Las farolas, altas y estilizadas, proyectaban sobre el camino la mezcla
perfecta de una luz anaranjada que no alumbraba y la oscuridad de la cuneta.
Esto provocaba que el paisaje a mi vista fuese aún menos acogedor de lo que ya
era. Instintivamente, crucé las piernas modosamente para que mi secreto
estuviese aún más a salvo de lo que ya se encontraba. Porque nadie que no
compartiese mi condición lo sabía. Para calmarme, murmuré una y otra vez el
nombre que me acompañaba desde hace muchísimo tiempo. Cada vez que lo
escuchaba, aunque fuese de mis labios, una enorme paz inundaba mi ser,
desterrando los negativos pensamientos que siempre se arrastraban por mi mente.
El viejo autobús negro traqueteó por la sinuosa carretera hasta llegar
al lugar a donde me dirigía. Mi parada. Sheldon. El cartel, escrito con letras
normales, para nada llamativas, no destacaría en el paisaje para mí de no ser
por mis sentidos inusualmente desarrollados. Bajé del autobús con desgana
mientras sentía que el anciano que lo conducía, medio dormido, le lanzaba una
fogosa mirada a mi trasero. “Viejo verde”, recuerdo que pensé.

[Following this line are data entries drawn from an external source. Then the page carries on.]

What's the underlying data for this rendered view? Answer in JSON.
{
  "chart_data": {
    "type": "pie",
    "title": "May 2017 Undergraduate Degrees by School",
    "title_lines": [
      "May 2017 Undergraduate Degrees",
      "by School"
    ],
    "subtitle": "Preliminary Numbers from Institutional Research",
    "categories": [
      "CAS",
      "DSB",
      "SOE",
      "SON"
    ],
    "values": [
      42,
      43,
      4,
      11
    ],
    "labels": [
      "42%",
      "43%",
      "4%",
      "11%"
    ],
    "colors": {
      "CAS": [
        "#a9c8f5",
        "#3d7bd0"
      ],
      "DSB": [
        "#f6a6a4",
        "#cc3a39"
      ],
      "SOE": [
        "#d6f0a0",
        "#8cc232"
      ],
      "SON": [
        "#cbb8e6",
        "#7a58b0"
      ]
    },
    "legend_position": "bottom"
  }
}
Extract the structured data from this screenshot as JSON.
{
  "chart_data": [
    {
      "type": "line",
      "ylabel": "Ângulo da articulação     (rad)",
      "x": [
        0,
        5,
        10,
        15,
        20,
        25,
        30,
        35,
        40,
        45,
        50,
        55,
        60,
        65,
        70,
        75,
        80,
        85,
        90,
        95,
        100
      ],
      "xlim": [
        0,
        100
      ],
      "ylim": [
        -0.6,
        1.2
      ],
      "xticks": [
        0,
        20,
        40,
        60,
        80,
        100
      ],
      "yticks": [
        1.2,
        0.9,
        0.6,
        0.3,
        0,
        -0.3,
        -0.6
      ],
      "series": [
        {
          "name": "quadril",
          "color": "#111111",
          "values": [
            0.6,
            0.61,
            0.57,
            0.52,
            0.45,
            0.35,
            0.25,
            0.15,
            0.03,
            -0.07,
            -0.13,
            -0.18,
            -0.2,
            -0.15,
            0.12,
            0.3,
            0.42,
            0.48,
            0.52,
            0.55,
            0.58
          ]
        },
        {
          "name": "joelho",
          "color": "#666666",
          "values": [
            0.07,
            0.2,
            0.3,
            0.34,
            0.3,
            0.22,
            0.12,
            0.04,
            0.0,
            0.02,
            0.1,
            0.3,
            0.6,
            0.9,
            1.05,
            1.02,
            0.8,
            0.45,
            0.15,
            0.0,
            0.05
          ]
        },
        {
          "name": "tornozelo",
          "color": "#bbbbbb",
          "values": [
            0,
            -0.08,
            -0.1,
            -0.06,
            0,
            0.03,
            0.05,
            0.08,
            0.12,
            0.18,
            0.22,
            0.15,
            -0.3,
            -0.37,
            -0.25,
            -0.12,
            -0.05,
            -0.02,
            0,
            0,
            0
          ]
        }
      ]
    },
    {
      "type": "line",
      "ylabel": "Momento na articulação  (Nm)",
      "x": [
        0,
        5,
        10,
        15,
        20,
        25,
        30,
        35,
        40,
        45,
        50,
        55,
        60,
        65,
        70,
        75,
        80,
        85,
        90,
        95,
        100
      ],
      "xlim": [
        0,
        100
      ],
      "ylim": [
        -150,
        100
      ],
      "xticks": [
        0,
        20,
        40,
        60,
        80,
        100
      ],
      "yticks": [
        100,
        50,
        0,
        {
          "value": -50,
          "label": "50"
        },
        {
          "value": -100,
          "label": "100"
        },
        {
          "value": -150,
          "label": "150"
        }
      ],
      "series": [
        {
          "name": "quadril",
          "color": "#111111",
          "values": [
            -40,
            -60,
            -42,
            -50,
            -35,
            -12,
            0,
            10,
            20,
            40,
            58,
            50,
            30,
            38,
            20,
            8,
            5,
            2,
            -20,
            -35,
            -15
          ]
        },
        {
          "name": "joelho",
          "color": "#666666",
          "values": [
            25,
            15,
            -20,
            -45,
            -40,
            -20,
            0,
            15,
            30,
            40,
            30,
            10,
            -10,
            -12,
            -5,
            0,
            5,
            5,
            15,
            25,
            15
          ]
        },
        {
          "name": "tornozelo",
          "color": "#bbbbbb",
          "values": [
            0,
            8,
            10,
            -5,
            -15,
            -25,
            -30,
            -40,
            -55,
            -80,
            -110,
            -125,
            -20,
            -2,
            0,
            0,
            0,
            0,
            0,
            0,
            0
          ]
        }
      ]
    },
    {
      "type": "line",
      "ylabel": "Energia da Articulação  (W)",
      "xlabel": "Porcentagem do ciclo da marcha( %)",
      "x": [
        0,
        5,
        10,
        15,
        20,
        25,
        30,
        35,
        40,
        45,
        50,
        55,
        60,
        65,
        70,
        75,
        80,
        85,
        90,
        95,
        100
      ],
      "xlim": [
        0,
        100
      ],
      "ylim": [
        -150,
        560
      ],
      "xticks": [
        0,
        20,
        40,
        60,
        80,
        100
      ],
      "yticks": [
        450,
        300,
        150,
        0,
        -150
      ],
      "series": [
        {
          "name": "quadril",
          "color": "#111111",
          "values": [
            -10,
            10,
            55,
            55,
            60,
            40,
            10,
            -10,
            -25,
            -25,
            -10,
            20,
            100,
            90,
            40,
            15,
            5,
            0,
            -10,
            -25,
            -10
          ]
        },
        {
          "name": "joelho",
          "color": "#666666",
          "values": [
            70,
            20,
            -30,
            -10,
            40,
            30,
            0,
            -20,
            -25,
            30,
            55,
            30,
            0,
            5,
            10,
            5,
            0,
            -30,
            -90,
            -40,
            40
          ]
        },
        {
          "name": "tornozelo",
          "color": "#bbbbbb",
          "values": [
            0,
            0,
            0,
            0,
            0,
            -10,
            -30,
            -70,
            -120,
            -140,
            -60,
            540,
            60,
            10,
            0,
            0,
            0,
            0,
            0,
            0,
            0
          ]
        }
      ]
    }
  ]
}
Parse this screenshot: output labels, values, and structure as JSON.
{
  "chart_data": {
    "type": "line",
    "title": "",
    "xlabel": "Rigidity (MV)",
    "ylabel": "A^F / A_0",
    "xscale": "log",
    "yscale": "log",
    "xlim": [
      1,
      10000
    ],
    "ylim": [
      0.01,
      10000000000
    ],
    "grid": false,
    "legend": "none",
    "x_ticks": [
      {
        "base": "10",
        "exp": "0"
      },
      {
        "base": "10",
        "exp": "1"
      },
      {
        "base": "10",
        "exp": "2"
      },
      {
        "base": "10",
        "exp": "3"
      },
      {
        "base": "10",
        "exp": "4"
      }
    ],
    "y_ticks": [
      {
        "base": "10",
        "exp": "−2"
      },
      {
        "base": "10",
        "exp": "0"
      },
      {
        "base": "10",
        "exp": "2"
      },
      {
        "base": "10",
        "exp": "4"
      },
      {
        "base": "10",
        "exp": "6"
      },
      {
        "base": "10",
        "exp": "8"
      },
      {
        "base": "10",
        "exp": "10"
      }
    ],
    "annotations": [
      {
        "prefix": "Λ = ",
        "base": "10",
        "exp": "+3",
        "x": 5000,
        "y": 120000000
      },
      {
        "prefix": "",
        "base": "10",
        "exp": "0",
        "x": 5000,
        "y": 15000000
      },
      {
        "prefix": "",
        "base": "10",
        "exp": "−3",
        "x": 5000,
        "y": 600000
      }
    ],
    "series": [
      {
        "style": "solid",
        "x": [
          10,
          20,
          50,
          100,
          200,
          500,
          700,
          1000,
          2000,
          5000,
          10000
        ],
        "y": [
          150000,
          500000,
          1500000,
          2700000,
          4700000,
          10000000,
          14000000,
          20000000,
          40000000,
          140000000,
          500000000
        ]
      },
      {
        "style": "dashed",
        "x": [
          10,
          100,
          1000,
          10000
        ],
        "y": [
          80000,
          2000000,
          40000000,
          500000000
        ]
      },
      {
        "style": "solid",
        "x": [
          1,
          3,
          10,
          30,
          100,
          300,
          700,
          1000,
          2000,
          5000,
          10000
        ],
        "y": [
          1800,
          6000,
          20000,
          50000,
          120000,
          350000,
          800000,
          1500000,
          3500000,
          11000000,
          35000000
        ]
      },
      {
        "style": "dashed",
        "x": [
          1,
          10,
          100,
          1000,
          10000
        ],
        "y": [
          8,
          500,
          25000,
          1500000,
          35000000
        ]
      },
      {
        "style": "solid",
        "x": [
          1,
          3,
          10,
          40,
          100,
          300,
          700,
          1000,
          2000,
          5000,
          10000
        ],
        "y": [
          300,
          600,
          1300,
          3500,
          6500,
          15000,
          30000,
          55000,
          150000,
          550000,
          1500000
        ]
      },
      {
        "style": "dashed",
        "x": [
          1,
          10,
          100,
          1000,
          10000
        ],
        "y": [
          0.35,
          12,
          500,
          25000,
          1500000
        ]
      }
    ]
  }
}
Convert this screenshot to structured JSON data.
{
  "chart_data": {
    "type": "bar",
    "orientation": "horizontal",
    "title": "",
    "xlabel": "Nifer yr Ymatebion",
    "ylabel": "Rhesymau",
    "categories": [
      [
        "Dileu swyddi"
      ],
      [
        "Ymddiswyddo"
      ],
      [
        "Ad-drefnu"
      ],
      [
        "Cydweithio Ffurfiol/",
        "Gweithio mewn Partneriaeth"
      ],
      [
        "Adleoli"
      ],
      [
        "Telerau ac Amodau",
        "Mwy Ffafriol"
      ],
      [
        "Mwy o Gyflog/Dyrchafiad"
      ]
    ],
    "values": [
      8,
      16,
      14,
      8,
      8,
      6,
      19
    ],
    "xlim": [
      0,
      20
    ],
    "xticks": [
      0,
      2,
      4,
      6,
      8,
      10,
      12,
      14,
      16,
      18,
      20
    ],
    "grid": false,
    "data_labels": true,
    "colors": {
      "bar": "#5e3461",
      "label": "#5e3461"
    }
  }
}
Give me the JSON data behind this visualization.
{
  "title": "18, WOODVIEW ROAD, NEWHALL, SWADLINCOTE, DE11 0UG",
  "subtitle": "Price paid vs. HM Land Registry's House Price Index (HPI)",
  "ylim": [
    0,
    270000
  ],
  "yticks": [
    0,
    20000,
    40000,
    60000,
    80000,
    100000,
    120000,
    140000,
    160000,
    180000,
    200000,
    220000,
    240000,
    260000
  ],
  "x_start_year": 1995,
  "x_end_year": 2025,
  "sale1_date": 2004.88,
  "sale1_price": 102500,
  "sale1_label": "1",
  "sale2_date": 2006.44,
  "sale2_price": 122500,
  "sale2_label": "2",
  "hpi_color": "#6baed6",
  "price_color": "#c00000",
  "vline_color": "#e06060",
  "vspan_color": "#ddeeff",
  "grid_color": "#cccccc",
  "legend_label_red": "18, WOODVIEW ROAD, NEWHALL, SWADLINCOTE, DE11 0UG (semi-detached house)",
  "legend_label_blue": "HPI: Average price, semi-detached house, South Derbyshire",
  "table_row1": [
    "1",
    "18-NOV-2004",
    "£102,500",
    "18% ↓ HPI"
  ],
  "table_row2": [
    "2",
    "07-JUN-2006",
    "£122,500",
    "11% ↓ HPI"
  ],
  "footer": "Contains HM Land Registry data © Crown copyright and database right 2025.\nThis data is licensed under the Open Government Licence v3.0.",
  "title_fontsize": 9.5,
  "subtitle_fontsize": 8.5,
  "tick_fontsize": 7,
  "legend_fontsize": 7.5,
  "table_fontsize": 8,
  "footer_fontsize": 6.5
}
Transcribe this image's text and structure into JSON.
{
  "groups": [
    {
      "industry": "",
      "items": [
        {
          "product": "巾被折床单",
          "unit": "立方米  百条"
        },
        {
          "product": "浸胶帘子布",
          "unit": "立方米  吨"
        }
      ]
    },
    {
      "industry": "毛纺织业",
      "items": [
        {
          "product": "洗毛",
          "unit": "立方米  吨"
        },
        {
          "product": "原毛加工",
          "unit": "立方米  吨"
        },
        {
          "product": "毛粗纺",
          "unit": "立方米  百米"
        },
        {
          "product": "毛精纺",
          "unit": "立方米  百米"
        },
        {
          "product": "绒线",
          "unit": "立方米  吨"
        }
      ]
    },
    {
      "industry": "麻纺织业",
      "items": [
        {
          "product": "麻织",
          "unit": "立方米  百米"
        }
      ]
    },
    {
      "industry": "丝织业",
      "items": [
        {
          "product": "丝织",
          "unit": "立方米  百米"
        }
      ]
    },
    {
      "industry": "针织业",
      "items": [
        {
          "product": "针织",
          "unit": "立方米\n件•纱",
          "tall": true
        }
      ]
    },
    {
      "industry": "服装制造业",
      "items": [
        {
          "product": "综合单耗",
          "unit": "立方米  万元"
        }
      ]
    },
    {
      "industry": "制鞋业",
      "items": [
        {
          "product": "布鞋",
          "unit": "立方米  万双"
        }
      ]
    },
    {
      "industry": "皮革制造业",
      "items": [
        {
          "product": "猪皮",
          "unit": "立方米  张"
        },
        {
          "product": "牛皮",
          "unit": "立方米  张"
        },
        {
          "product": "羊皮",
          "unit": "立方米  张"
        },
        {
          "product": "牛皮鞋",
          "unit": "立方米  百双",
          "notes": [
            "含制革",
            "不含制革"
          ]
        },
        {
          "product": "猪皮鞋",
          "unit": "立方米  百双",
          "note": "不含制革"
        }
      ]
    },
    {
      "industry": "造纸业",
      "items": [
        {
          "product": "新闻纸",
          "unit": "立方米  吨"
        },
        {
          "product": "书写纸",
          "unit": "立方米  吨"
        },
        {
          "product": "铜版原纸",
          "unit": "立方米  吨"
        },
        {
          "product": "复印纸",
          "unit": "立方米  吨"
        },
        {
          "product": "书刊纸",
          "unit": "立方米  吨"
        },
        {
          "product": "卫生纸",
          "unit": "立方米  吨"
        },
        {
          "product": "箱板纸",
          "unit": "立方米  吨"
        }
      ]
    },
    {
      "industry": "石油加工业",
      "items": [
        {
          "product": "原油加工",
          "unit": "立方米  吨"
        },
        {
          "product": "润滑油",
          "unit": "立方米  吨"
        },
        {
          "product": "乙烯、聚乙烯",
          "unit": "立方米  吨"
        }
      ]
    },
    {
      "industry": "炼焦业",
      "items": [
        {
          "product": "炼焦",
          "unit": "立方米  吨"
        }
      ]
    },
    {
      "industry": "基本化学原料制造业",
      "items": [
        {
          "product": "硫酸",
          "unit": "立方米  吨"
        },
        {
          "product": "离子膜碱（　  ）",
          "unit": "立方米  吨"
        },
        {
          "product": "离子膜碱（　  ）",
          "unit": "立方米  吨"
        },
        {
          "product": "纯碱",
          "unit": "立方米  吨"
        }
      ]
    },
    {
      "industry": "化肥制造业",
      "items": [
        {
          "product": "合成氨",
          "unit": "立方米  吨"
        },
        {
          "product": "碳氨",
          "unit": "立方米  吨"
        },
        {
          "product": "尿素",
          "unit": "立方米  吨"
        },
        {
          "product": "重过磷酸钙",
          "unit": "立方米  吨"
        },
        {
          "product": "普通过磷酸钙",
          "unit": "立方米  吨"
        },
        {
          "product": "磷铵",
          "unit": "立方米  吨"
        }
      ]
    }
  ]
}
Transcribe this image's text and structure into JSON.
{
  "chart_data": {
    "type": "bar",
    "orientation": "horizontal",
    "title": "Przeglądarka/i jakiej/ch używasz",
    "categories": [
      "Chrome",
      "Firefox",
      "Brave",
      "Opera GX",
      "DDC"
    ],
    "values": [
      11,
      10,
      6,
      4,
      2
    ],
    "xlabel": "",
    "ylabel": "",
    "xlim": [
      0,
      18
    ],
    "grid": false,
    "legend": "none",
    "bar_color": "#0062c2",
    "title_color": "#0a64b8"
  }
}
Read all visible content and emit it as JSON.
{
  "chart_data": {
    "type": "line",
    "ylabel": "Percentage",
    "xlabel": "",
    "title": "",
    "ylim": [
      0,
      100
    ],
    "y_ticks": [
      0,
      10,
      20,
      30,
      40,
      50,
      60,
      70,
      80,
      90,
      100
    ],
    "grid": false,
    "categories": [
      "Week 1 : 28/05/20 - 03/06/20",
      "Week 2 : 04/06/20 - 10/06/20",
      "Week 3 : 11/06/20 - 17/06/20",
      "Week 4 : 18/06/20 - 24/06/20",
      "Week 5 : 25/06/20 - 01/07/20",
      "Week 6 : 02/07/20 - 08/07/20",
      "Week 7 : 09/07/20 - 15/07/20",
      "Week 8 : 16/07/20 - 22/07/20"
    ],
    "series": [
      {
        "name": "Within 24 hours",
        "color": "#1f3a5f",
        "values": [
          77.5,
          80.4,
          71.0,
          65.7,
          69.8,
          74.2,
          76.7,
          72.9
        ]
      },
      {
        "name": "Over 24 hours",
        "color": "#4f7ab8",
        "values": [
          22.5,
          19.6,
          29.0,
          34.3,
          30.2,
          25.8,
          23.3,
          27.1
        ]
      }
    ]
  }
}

Ni un alma parecía habitar el lugar; no había adolescentes ruidosos, ni
gente joven, ni mayores, ni nada. Me sorprendió por un instante el silencio que
reinaba el pueblo, pero luego recordé lo que Brian me había contado sobre él y
agité la cabeza. Estaba visto que la palabra suerte repelía tanto mi persona
como dos imanes de un mismo polo.
Tras un par de intentos absurdos en los cuales acabé en la calle de las
Acacias y en Rednore St., llegué a la calle en la que se encontraba mi nuevo
hogar. Shadows’ Avenue. Mi
casa era la número 6.
Saqué las llaves del bolsillo de los vaqueros y abrí la puerta. Las
bisagras resonaron en la noche como el quejido de un animal moribundo y supe
que debía darles aceite. Pero no esa noche. Tenía mucho tiempo. Cerré la puerta
a mis espaldas, mientras un fuerte olor a cerrado invadía mis fosas nasales,
dejándome aturdida por un instante. Murmuré las palabras necesarias para que el
olor desapareciese y seguí recorriendo mi nueva casa. Llegué a una habitación
que contaba con un viejo somier, cubierto por un raído colchón y una almohada,
un armario vacío y un viejo buró. Dejé la maleta en el suelo y la abrí.
Mientras mi ropa volaba de la bolsa hasta el interior del armario, hice
aparecer una suave manta de cachemir y me tiré sobre el colchón, quedándome
dormida al instante por primera vez en mi vida.